September 07, 2017 12:25
The Nuclear Safety and Security Commission on Wednesday admitted it has failed to detect any radiation from North Korea's latest nuclear test.
The NSSC and the Korea Institute of Nuclear Safety said air-sampling equipment on planes and ships and land radiation detection stations collected samples to find traces of radioactive xenon on Monday, a day after the North's latest nuclear test.
Radioactive xenon rarely exists in natural environments and is usually created by nuclear explosions and therefore considered the "smoking gun" in detecting such tests. But none has been found.
Two types of radioactive xenon exist -- Xe133 and Xe135. They can be used to determine whether uranium or plutonium were used depending on their ratios. But the agencies have had little success in collecting it to find clues after any North Korean nuclear tests.
A small amount of radioactive xenon was collected in January last year, when North Korea conducted its fourth nuclear test, claiming it was a hydrogen bomb, but the amount was too small for proper analysis.
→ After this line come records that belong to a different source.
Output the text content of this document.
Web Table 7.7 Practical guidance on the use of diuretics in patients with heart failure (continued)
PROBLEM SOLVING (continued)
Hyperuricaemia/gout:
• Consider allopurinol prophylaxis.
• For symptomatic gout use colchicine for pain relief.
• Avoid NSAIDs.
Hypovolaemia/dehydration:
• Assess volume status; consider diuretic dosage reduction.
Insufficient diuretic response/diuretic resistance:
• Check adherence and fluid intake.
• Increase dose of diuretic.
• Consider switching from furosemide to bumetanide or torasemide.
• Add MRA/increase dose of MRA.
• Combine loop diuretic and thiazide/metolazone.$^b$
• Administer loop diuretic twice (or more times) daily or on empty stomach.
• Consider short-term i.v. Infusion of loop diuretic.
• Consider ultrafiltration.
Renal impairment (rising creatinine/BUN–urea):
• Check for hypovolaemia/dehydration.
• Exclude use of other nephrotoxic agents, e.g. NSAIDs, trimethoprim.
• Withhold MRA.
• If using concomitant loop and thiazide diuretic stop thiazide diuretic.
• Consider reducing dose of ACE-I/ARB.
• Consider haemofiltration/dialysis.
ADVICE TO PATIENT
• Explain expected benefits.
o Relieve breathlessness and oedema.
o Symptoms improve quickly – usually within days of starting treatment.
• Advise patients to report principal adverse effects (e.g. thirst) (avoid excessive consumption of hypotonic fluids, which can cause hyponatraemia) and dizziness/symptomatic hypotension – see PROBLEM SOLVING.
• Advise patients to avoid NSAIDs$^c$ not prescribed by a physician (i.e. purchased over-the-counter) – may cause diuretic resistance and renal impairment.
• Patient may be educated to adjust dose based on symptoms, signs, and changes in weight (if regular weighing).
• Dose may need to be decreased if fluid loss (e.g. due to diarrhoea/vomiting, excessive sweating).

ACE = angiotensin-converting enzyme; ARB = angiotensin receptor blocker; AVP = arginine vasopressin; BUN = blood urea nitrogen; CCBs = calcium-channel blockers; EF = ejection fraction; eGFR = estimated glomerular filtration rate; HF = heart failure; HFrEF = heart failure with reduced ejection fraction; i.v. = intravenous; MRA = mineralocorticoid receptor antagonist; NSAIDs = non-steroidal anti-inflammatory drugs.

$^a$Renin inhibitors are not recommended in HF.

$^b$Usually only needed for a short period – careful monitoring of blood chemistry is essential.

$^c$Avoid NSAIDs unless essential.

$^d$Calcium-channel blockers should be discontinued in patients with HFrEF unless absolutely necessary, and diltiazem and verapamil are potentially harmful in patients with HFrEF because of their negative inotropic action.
Experts say the half-life of xenon is too short, and its tendency to dissipate in the atmosphere makes it difficult to detect. Nuclear experts said the ideal time window is five to 10 days.
"There were strong southeasterly winds around Punggye-ri at the time of the latest North Korean nuclear test, causing most of the radioactive substances to be blown into Russia." Yim Man-sung at the Korea Advanced Institute of Science and Technology said. "The winds later shifted direction southward, but it looks like most of the xenon had dissipated."
Search areas and radiation density also play a role in the success or failure of detecting radioactive xenon. Amid reports that a tunnel at the Punggye-ri test site is at the risk of collapsing, there are growing fears of a possible heavy leak of radiation. The test site sits under a very thick layer of granite, which contained radiation leakage until now.